Shakespeare in the Movies from the Silent Era to Today by Douglas Brode, 2001.  Read in September 2010.

                      Inspired by the debate generated by Ruby’s Reflection on “Can You Do That to Shakespeare?”  I decided to skip a book in my list in order to write about this one, which is all about what has been done to Shakespeare in the movies.  Brode starts his book with two quotes: “Shakespeare would have made a great movie writer”, Orson Welles, stage and screen director.  And: “Shakespeare is no screen writer,” Peter Hall, stage and screen director.  Both of these men are considered Shakespeare movie giants.  So how can they disagree so completely?  Because we can’t agree on what can be done with Shakespeare. Exploring this debate, Brode’s introduction alone makes the book worth buying.
                      The rest is good too. In thirteen chapters he covers the history of the movies made on nineteen plays, for example The Taming of the Shrew, Romeo and Juliet, A Midsummer Night’s Dream, Much Ado About Nothing, Hamlet, Othello, Macbeth, King Lear, the history plays and others.
He discusses the different approaches, the problems, the successes. He makes bold statements with which I disagree, for example, “The Chimes at Midnight is the greatest of all Shakespeare film,” (it was very good but not the best in my opinion) and “The casting [of Elizabeth Bergner as Rosalind in As You Like It] was disastrous.” Actually I thought she was OK in a generally bad interpretation.  He is also devastatingly negative to productions I haven’t seen, but that only makes me curious. He seems to agree, for example, with those who hated Peter Brook’s version of King Lear, inspired by Jan Kott’s book Shakespeare Our Contemporary, (see my review) Brode writes: “Brook undermines Shakespeare and presents a world without decency, which is a far cry from Will’s vision.”  Hmmm. Is it? Lear is a pretty bleak play.  I so wish I could find this movie so I could judge for myself.  

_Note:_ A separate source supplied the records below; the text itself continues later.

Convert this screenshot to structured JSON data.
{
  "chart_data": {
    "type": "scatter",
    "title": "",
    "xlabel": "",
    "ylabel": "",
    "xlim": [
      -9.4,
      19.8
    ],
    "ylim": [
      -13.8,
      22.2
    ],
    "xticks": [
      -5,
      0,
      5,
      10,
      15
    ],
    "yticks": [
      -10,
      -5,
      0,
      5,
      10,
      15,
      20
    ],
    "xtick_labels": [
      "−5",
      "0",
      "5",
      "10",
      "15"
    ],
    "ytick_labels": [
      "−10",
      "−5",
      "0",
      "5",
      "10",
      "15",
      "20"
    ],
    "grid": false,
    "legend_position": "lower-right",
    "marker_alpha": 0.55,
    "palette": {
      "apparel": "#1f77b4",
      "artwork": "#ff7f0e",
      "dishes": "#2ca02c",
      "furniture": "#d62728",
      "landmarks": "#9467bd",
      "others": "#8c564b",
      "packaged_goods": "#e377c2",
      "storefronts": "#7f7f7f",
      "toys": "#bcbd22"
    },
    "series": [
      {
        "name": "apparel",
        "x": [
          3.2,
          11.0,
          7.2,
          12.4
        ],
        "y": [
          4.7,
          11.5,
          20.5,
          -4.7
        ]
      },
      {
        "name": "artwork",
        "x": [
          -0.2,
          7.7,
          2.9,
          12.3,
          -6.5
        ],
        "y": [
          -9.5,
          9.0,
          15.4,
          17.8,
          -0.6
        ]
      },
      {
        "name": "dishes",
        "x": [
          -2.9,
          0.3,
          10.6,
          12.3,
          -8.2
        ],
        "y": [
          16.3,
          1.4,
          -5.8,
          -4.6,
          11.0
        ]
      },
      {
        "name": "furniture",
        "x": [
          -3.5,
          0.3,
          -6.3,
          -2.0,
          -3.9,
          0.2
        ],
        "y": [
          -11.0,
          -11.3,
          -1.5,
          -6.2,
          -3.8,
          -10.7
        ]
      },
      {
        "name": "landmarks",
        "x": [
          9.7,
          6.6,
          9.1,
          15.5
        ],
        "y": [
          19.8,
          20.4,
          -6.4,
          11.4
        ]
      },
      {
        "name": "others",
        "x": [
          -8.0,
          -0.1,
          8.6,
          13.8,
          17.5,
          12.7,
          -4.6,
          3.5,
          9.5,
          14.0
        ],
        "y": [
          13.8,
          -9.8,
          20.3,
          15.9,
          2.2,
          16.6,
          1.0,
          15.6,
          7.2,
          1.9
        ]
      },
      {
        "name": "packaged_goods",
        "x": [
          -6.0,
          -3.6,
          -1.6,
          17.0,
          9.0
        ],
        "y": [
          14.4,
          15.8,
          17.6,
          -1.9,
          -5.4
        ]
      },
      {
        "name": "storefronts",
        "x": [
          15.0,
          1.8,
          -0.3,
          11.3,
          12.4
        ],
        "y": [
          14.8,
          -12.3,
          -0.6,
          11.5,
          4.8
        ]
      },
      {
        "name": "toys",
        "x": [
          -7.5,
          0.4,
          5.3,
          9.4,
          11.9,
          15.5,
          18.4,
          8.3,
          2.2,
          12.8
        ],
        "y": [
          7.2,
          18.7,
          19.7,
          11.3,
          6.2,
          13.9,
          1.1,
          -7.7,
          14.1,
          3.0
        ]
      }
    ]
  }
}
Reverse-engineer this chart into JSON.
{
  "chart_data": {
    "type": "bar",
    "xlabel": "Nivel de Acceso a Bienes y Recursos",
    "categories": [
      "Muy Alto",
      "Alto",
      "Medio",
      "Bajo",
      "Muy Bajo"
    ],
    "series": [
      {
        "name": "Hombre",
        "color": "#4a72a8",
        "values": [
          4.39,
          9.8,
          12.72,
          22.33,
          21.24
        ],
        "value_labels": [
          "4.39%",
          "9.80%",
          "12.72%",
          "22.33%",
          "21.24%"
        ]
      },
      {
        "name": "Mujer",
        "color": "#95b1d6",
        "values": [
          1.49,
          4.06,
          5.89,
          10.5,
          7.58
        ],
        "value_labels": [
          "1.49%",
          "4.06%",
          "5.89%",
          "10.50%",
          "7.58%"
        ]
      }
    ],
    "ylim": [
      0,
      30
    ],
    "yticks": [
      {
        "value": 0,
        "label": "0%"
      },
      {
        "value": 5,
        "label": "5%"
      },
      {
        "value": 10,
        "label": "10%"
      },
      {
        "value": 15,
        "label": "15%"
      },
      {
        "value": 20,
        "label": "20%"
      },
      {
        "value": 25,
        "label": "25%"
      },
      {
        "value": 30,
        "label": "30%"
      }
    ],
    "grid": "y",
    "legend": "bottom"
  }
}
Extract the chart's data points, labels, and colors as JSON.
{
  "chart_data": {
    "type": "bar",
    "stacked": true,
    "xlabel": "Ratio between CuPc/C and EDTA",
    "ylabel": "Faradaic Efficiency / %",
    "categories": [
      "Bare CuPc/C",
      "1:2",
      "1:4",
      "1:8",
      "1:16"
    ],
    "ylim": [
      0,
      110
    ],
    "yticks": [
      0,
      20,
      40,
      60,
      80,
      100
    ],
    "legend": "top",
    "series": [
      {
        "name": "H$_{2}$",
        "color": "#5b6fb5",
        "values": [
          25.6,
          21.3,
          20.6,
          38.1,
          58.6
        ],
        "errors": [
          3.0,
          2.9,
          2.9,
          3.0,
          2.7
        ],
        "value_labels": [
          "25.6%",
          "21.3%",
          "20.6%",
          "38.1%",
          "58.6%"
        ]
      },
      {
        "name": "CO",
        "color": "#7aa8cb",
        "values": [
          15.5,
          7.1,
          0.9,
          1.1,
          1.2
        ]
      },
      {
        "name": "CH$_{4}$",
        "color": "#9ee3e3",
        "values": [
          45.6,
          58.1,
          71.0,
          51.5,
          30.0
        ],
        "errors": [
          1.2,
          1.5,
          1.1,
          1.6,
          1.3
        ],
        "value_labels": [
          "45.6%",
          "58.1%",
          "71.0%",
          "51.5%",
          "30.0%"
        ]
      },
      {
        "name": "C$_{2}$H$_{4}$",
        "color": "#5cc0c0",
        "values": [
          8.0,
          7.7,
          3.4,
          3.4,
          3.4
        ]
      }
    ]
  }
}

More often than not, though, I agree with Brode who clearly shares my love for Shakespeare and for movies. And I can forgive him almost anything for the following about Hamlet: “’There can never be a definite production of a play,” Time once noted, “about which no two people in the world agree.” That may be true; still, Branagh’s Hamlet comes close to delivering the definite film.”
However, we don’t read books just to reinforce our views, we read to broaden them and that is this book’s greatest value to me.  It has stimulated my own approach to Shakespeare and inspired me to continue my ongoing search for more Shakespeare movies.  They may not be endless but there are sure a lot of them and they keep coming. Lucky for us.